Я писал это не для публикации.
Такэо Кусумото
1
Я не знаю своего отца. В детстве я наверняка видел какие-то фотографии в семейном альбоме, но почти не помню его лица. Альбом сгорел во время войны, и память об отце стала ещё более смутной. Только одну фотографию я помню достаточно отчётливо. Полноватый мужчина в белом халате и в очках стоит перед каким-то зданием. Скорее всего, отец был тогда за границей: у проходящей рядом женщины европейские глаза и нос, а само здание каменное и явно старинное. Эта фотография так хорошо запомнилась мне, очевидно потому, что очень уж странно отец был одет. Фартук, как у мясника, на плечи наброшено чёрное пальто. Никто так и не смог мне объяснить, где именно была сделана эта фотография. Но я почему-то уверен, что в Париже, перед воротами Пастеровского института. Отец скончался совершенно неожиданно от паралича сердца всего через пять месяцев после моего рождения. У него стали неметь плечи, он вызвал массажиста, и сразу после массажа потерял сознание. Ему о тогда было сорок, то есть примерно столько же, сколько мне сейчас. С детства мне говорили, что я похож на отца, и, по мере того как я приближался к тому возрасту, в котором он скончался, это сходство, очевидно, усиливалось; оно усилилось настолько, что мать, недавно придя ко мне на свидание, расплакалась.

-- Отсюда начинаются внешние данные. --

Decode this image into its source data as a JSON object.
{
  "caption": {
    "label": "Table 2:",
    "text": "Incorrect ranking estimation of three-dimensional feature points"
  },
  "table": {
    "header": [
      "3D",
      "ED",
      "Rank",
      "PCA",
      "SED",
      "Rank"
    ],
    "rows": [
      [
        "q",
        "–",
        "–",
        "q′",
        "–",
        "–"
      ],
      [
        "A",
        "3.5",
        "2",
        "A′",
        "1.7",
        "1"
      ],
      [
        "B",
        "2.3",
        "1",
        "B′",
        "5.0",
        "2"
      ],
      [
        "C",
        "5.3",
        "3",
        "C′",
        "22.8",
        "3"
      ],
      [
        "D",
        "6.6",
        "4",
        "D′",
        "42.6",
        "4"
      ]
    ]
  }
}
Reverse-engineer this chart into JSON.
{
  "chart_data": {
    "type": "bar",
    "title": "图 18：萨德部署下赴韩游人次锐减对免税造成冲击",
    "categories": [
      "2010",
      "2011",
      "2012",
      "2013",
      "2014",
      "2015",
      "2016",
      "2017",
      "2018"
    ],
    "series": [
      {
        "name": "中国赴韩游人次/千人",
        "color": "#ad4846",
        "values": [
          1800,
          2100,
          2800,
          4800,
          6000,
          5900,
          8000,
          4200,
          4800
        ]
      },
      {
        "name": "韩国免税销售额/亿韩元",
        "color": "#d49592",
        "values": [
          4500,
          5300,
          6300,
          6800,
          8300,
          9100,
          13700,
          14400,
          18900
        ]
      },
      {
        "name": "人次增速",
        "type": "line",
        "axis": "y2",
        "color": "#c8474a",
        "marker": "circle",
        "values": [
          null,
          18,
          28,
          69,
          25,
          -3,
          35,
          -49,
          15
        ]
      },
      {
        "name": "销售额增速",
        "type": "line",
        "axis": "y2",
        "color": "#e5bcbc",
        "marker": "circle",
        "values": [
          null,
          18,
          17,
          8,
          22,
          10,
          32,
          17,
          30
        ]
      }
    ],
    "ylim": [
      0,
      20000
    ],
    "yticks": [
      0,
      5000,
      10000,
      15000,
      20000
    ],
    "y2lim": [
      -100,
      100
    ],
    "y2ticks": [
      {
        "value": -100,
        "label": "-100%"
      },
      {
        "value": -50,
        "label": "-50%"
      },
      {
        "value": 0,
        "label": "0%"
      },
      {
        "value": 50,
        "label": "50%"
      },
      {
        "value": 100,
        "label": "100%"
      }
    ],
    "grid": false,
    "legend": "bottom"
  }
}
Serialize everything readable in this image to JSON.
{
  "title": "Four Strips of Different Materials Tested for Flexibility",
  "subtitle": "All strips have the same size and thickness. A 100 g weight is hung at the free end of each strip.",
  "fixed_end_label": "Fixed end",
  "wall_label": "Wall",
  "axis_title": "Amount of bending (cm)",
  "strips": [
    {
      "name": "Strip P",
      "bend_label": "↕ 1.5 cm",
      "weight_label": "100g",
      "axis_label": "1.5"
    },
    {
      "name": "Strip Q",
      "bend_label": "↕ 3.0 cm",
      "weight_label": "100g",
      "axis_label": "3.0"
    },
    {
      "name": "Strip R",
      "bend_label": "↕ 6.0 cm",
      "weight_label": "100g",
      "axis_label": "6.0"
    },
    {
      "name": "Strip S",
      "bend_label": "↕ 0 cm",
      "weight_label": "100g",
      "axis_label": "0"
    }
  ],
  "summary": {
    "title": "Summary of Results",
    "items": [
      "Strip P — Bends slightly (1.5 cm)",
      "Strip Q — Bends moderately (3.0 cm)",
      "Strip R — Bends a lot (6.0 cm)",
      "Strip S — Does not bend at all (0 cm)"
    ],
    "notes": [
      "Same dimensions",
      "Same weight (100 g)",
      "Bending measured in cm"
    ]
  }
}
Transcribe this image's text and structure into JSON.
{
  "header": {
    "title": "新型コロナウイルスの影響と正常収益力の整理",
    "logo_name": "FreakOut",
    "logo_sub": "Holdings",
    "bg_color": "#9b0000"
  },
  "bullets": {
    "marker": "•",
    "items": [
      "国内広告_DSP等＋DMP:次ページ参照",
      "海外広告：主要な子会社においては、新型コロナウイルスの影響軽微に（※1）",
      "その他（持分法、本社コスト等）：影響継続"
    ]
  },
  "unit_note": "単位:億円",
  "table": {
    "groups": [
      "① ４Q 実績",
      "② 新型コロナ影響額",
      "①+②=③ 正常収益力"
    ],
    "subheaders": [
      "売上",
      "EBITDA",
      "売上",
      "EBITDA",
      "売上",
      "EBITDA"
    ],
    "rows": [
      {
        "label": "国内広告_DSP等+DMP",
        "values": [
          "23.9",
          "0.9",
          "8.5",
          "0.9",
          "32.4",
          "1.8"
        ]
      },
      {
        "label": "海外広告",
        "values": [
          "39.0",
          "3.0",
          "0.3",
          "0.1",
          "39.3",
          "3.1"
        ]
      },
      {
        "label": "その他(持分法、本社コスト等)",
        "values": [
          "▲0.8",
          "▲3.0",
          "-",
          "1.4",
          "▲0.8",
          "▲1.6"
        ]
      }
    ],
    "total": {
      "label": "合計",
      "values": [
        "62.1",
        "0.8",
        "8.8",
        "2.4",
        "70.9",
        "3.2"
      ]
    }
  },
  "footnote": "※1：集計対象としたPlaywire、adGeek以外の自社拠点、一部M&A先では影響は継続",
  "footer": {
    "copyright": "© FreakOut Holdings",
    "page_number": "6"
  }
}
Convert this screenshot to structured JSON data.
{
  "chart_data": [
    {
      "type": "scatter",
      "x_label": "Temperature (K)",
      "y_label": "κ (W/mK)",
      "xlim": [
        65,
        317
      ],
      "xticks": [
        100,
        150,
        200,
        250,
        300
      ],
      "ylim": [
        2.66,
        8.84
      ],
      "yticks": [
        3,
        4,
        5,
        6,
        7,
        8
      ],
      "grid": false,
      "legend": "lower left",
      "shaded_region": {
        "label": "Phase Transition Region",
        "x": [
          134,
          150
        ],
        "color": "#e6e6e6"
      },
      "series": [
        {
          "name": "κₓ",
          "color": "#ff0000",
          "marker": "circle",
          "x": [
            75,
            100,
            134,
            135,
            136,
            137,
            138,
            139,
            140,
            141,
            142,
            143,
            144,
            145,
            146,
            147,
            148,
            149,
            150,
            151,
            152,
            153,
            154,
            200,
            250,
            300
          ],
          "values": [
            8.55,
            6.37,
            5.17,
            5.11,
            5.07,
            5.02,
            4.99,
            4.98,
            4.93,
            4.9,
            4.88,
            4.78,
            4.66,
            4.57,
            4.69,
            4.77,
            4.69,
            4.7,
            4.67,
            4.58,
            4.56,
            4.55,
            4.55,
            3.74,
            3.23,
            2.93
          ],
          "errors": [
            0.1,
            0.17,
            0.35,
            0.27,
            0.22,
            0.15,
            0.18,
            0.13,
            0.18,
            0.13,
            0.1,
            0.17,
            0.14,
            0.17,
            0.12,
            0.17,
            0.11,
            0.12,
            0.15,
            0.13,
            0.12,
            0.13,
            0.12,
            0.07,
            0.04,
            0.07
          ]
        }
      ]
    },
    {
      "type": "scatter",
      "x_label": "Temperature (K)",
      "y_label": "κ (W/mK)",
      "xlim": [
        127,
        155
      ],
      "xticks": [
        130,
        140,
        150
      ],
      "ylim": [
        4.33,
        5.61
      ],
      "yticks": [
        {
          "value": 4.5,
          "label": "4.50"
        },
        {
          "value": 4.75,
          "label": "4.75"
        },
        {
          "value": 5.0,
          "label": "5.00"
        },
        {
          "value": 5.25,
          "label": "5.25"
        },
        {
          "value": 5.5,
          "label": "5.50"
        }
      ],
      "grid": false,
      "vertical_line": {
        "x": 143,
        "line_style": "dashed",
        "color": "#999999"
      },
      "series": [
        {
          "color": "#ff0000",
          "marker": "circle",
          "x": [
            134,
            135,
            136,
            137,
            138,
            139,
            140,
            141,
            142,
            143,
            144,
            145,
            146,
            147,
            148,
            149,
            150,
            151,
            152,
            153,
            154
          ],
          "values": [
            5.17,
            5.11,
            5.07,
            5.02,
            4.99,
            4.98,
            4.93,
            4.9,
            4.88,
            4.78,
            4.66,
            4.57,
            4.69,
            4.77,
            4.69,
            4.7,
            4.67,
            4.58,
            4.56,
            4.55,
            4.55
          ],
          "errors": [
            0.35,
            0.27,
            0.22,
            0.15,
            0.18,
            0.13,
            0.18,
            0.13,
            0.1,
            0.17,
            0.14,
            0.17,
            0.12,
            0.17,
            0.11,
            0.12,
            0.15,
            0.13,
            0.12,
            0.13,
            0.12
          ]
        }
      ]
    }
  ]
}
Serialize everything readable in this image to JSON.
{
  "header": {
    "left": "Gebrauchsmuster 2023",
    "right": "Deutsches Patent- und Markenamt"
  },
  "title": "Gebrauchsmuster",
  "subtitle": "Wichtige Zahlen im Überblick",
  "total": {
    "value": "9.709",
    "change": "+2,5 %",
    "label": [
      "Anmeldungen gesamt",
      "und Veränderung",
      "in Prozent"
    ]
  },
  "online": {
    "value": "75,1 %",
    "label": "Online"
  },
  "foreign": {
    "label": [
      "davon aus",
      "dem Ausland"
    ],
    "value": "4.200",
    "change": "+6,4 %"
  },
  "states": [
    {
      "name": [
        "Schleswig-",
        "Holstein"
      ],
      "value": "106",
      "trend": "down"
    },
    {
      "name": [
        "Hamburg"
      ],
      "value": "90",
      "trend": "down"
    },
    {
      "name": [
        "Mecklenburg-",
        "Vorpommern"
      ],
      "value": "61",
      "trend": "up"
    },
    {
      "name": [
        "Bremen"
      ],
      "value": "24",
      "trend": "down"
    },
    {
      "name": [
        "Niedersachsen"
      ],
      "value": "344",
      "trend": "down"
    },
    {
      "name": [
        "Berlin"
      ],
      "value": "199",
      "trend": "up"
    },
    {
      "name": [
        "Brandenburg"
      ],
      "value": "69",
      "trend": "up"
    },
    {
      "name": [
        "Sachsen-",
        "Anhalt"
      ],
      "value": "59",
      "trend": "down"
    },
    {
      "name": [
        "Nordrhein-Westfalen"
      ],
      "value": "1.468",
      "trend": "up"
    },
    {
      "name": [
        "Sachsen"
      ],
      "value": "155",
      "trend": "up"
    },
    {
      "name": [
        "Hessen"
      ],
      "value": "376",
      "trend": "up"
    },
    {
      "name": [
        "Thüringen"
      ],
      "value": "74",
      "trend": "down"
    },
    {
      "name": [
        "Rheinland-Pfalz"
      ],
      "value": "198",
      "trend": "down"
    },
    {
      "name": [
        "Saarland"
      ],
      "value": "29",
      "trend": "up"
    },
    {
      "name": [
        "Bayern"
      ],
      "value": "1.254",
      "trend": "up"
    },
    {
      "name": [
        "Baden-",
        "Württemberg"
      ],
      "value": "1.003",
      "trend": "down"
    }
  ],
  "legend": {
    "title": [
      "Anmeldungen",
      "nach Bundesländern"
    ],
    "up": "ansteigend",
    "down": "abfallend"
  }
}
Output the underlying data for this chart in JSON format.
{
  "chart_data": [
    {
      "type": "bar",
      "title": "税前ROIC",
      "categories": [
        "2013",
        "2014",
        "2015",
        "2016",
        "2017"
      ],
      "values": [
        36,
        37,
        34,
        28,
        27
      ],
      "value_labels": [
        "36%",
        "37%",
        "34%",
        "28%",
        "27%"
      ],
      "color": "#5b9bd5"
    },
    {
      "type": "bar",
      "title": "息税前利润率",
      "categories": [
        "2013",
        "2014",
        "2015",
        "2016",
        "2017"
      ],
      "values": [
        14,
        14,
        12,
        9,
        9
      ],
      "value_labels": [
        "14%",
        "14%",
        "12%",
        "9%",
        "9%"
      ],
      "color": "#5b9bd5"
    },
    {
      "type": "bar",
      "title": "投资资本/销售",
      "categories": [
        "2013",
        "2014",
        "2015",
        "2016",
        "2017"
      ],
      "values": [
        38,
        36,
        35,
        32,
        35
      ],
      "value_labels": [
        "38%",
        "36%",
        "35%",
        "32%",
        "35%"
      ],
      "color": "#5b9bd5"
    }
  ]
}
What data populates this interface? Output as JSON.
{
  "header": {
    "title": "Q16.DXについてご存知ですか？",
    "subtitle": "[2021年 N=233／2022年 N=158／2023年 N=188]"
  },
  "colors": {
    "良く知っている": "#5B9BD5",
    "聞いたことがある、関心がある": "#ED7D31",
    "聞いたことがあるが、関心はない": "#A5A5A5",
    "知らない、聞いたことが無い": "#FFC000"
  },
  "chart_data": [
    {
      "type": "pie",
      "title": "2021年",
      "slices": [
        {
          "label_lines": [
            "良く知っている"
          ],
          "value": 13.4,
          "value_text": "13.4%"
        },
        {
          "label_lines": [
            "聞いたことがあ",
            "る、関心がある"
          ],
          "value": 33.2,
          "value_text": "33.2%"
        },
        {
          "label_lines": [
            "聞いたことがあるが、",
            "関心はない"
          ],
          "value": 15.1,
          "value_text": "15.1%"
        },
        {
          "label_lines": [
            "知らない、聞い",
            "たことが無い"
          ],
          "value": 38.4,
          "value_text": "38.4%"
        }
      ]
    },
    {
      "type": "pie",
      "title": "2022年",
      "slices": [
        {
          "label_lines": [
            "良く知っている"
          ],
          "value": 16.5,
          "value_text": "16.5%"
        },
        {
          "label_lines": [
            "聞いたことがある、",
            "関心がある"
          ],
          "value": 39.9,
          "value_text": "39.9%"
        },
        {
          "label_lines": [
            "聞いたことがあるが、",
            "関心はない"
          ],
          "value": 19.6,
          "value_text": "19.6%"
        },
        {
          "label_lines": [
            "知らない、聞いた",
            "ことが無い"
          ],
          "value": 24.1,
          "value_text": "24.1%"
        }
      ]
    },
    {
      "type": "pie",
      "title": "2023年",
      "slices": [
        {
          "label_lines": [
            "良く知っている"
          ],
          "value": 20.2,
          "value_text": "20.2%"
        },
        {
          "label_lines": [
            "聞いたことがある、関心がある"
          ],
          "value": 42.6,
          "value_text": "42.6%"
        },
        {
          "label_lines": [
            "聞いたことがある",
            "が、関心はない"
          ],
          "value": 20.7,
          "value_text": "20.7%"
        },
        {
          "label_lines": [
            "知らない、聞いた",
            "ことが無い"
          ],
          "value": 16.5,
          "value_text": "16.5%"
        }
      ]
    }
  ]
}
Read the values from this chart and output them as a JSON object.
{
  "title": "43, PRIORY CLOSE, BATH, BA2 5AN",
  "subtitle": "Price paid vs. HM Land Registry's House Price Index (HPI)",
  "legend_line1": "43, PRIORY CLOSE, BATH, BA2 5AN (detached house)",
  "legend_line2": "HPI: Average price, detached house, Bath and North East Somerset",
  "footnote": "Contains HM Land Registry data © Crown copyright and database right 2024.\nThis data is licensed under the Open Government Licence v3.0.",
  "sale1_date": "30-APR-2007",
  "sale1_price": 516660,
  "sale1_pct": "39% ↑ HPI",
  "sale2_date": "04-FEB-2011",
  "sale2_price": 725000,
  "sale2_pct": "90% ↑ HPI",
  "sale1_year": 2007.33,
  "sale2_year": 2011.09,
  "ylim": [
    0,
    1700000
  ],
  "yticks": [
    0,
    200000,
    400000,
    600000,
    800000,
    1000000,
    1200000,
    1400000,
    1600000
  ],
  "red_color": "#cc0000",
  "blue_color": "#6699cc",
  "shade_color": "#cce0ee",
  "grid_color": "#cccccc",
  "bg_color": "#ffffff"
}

Сначала отец был терапевтом, потом увлёкся бактериологией, сменил несколько институтов и университетов в Японии, потом отправился за границу, где после нескольких лет углублённых занятий в Бостоне, в Гарвардском университете, перебрался в Пастеровский институт в Париже. В конце двадцатых годов он вернулся на родину, и они с матерью зачали меня. Возможно, именно потому, что отец долго жил за границей, у меня такой разрыв в возрасте с братьями. Икуо старше меня на одиннадцать лет, а Макио — на девять. У меня никогда не было ощущения, что они мои братья. Скорее дяди или вообще чужие люди, принадлежащие к совершенно другому поколению.